Kassandra schürzte die Lippen und neigte widerstrebend den Kopf. »Thanasis hat hier als Ranghöchster das letzte Wort. Ich würde Charnas Urteil abwarten.«
Faunus bückte sich zu der Eishexe am Boden herab und begutachtete ihre Kleidung und ihren Schmuck. »Ich denke, wir können davon ausgehen, dass es sich nicht um eine Sjögadrun niederen Ranges handelt. Ihr Rock und ihre Bluse sind aus teurem Stoff, der Schmuck ist alt und womöglich ererbt. Ein Wappen ist auf der Innenseite des Ringes zu sehen. Sie riecht nach Rosenöl und hat außerordentlich gepflegte Hände und Nägel. Sie könnte also eine wichtige Position bekleiden.«
»Dies ist nicht die Zeit zum Warten. Wir müssen handeln«, sagte Thanasis ruhig und sah Kassandra an.
»Ich habe mit diesen Entscheidungen keine Erfahrung und ich mische mich nicht ein. Was machen wir mit der Eishexe, wenn sie erwacht?«, fragte sie.
Thanasis und Mehmood wechselten einen langen Blick.
»Muss sie wieder erwachen?«, fragte Mehmood schließlich vorsichtig.
Faunus schüttelte den Kopf.
Kassandra richtete sich auf und hielt die Hände abwehrend von sich. »Davon will ich nichts hören. Ich bin kein Mörder.«
Thanasis warf ihr einen Blick zu und öffnete den Mund für eine Erwiderung, aber Seraphia schnitt ihm das Wort ab.
»Lasst sie am Leben!«, ihre Stimme war leise aber bestimmt.
»Seraphia hat recht. Wir sind hier nicht auf dem Schlachtfeld und ich werde es nicht zulassen, dass ihr diese junge Frau umbringt«, sagte Kassandra.
»Sie könnte älter sein als du, nach allem, was wir wissen«, sagte Thanasis vorsichtig.
»Danke, mein gehörnter Held, charmant wie immer. Ich fühle mich jung genug, um noch ein paar Jahrhunderte zu leben. Dieser Frau mag es nicht anders gehen.«
»Na ja«, sagte Mehmood und stieß mit den Zehen an den Kopf der Frau, der mit einem Knirschen zur Seite abknickte. »Das Genick ist hin.«
»Mehmood!«, rief Kassandra entsetzt und schlug ihm mit der flachen Hand an den Hinterkopf.
Mehmood zog eine Grimasse und zog die Schultern hoch.
»Wenn sie davon genesen kann, dann sollten wir ihr die Chance geben. Als Gefangene ist sie uns zudem vielleicht noch nützlich«, sagte Kassandra.
Thanasis seufzte. »Nun gut. Dann geh, Mehmood, und sei vorsichtig. Wir kümmern uns um die Eishexe. Sollte sie erwachen, werde ich sie aushorchen. Womöglich erfahren wir mehr über sie und können so deine Tarnung verbessern.«
Mehmood nickte, richtete seine Kleidung und blieb überrascht mit den Händen an seinen Brüsten hängen. Er knetete grinsend einen Moment. »Nicht schlecht«, kommentierte er.
Kassandra und Seraphia sahen ihn vorwurfsvoll an.

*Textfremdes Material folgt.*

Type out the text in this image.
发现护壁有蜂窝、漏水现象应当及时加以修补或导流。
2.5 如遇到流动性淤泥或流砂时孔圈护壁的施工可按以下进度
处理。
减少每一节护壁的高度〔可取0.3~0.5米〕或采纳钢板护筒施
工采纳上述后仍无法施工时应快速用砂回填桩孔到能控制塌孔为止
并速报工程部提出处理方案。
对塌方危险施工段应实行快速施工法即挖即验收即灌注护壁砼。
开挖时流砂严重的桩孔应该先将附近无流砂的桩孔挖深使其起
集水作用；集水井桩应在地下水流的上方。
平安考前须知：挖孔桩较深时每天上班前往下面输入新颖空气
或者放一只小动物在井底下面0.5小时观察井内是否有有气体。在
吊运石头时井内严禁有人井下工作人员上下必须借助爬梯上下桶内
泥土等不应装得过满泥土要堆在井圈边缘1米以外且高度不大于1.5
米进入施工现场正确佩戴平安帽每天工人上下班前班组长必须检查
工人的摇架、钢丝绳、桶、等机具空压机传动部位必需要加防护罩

Thanasis unterdrückte ein Lächeln und schob Mehmood hinaus. »Mach das nicht zu oft, sonst wissen die, dass etwas nicht stimmt.«
Kassandra schüttelte den Kopf. Thanasis zuckte mit den Schultern und folgte Mehmood. Er ging an ihm vorbei und bedeutete ihm, stehen zu bleiben, bevor er sich unsichtbar werden ließ. Er schlich sich bis in die Räumlichkeiten der Delegation der Frostreiche und sah, dass hier einiges an Betrieb war. Vor dem Zimmer der verunglückten Eishexe standen zwei Männer aus Jenaras Leibgarde und unterhielten sich. Einer zeigte in den Raum und zuckte ratlos mit den Schultern, während er seinem Vorgesetzten in der rauen Hochsprache der Frostreiche Bericht erstattete.
Der optimale Zeitpunkt.
Thanasis schlich zurück und ließ sich sichtbar werden. Er winkte Mehmood herbei und erklärte ihm die Situation.
»Viel Glück!«, flüsterte er.
Mehmood stolperte an der Wand entlang und vermittelte überzeugend das Bild einer geschwächten, verwirrten Frau. Thanasis ließ sich erneut unsichtbar werden, folgte ihm und beobachtete ihn einen Moment. Als die Wächter die verletzte Sjögadrun sahen, kamen sie ihr vorbehaltlos zur Hilfe, besorgt, wie es schien. Thanasis nickte zufrieden und kehrte zu den anderen zurück.